“Don’t look at me like that,” he snaps, pulling his cell phone from his pocket.
“Like what?” I nod toward his cell. “What are you doing?”
“Getting you a ride home.”
“Why bother? I’m sure you would just love it if I disappeared over a cliff.”
“Always so dramatic.”
I tilt my head back against the brick and laugh. “You just destroyed a bar, and I’m dramatic?”
Tobias turns away from me, pulling a pack of cigarettes from his pocket before lighting one up.
“I wasn’t planning on driving.”
He doesn’t spare me a glance when his call is connected. “Hey, get a blue light at the bar.”
A pause.
“A ride.” Pause. “Cecelia.”
I faintly hear a voice on the other end. “They aren’t a taxi service. You take her.”
Sean.
“Get someone here, now.”
“All tied up right now, boss.

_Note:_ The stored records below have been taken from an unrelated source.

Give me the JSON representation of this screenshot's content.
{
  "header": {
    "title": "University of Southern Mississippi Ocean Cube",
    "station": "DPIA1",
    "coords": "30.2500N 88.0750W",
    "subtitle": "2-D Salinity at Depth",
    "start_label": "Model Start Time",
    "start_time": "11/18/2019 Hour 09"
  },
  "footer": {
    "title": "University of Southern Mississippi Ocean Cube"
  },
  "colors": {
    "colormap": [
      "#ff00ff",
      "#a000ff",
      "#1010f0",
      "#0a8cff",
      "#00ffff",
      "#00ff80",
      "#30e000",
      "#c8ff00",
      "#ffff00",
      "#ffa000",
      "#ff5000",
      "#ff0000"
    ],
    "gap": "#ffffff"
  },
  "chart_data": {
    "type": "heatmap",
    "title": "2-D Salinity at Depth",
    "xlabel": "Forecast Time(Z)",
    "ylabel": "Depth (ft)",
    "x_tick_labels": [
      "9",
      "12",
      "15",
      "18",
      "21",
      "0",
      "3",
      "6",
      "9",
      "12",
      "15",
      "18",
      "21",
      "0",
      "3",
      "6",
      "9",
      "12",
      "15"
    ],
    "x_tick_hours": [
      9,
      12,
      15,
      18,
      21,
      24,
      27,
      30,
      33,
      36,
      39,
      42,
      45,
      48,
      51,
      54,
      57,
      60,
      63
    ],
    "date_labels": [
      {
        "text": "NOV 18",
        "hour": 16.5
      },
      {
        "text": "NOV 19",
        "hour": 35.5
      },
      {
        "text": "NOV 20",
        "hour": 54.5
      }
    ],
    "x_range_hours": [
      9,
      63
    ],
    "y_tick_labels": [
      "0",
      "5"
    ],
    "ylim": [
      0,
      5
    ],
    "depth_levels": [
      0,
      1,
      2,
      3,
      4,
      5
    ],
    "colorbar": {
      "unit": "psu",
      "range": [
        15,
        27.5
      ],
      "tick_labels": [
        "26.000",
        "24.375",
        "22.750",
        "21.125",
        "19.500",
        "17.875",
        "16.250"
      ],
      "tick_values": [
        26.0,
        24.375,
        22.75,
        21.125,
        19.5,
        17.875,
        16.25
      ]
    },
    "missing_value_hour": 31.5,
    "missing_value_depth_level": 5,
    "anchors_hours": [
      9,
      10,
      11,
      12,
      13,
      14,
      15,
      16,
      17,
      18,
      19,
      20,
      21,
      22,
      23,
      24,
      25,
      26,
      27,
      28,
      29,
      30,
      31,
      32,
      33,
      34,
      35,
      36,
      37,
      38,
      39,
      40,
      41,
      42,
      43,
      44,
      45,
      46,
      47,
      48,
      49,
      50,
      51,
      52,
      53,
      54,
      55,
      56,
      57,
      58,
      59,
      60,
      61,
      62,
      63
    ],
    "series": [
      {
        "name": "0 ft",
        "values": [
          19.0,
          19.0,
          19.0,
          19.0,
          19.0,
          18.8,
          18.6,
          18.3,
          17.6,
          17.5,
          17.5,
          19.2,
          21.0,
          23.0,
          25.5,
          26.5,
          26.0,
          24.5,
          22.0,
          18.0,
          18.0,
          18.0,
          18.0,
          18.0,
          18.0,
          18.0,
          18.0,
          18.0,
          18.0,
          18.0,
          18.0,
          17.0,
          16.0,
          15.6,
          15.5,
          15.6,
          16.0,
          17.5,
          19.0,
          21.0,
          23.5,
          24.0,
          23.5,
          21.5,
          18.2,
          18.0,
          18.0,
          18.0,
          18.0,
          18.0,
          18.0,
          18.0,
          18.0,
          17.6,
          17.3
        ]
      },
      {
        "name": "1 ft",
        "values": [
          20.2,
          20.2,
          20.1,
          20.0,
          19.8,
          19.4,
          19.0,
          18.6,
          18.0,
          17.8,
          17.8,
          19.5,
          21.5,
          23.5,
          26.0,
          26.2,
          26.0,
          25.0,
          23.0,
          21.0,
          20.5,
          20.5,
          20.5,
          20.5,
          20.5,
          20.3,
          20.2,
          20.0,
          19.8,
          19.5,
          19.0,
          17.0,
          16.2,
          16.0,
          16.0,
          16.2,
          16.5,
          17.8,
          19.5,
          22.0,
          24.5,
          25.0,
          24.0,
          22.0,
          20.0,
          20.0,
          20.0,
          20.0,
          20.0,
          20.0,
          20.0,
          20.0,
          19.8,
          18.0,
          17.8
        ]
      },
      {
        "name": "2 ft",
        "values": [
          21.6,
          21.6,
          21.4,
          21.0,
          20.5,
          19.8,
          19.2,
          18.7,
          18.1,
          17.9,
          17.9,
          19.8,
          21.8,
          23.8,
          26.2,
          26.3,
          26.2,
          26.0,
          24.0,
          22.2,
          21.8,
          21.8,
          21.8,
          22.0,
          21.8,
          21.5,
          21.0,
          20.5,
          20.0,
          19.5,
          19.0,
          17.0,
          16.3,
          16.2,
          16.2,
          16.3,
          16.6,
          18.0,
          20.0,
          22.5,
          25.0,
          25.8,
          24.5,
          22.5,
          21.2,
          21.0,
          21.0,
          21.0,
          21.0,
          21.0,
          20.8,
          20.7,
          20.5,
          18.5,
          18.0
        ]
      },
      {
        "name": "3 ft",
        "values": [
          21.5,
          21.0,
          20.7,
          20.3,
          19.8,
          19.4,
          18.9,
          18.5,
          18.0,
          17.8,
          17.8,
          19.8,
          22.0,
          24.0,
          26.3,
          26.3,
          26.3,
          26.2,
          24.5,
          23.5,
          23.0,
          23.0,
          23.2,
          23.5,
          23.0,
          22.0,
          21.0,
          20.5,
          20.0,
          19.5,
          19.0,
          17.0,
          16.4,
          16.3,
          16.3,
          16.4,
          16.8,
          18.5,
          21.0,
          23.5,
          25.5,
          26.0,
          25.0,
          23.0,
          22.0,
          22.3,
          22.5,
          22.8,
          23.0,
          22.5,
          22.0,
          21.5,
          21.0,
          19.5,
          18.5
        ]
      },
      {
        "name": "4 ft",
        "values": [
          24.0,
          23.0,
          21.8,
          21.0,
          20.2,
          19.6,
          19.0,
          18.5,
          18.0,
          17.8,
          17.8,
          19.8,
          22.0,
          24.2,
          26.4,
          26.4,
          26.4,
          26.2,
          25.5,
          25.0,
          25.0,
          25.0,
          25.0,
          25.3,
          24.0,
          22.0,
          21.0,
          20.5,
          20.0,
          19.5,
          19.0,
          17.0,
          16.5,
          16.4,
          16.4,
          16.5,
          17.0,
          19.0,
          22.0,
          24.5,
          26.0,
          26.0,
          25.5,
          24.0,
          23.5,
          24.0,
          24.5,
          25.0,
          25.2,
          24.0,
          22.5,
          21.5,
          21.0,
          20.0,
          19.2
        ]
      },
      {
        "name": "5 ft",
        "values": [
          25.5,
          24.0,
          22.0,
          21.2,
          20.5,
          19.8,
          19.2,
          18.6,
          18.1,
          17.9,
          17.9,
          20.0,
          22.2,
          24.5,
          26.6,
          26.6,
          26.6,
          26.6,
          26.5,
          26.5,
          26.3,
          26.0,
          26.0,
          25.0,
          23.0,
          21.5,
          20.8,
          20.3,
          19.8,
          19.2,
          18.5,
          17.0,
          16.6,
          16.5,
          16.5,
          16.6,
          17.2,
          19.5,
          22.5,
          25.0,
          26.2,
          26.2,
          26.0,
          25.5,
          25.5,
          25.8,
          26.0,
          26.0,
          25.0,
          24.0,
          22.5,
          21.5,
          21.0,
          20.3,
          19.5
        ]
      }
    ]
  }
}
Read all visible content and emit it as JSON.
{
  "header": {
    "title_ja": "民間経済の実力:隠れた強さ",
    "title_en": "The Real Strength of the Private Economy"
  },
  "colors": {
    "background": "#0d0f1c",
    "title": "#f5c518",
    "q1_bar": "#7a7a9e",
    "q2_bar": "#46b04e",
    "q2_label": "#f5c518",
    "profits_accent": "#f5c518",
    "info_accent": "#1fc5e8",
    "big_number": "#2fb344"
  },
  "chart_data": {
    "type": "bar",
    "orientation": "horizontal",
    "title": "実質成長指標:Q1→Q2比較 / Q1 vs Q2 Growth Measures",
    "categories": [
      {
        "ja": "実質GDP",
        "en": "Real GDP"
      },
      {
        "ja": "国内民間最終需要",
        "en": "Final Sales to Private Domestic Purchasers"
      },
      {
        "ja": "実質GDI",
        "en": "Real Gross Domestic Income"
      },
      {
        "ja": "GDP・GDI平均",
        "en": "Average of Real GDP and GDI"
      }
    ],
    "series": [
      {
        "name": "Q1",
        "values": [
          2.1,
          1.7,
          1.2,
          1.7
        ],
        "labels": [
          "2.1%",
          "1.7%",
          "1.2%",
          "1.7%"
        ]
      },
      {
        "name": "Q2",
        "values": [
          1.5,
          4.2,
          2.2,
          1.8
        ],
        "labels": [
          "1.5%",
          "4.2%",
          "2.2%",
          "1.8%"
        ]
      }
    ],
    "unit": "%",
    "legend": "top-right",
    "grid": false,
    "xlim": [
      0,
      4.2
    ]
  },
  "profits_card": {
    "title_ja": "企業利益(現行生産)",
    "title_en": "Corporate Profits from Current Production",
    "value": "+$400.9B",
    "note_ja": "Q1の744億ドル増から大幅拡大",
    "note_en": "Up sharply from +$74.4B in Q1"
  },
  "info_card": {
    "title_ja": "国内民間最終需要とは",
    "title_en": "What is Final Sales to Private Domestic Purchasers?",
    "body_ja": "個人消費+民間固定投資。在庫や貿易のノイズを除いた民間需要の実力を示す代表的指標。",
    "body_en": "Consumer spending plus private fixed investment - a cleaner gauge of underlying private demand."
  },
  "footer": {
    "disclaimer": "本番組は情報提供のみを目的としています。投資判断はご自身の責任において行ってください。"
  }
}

Deal with it.”
Sobering, I walk over to where he stands. “Is that Sean?”
Silence on the other end of the line.
“I’ll figure it out,” Tobias snaps, ending the call and taking another drag.
“Since when do you smoke?”
“This?” he asks, before blowing out a plume of smoke. “This is just to keep my hands occupied to prevent myself from strangling you.”
“Har har,” I counter. “You never smoked when we were together.”
“You mean all of the five minutes we were together?”
“Don’t act like I don’t know you. It’s insulting.”
He draws on the cigarette a
nd glares at me.
“So, you have the cops in your pocket now, huh? Well, thanks for getting my car impounded, asshole. And if this isn’t a game and you’re not playing, then why the shady move?”
“You have no fucking business speeding around smoking dope.”
“Last time I checked, my father’s urn is sitting in his mansion.”
“When are you going to fucking grow up? You need a reality check.”
“Oh, trust me, this trip down memory lane has been nothing short of sobering. But if I’m going to suffer through it, I’m going to numb as much as I can, because no one seems to want to help me out here, you’ve made sure of it!”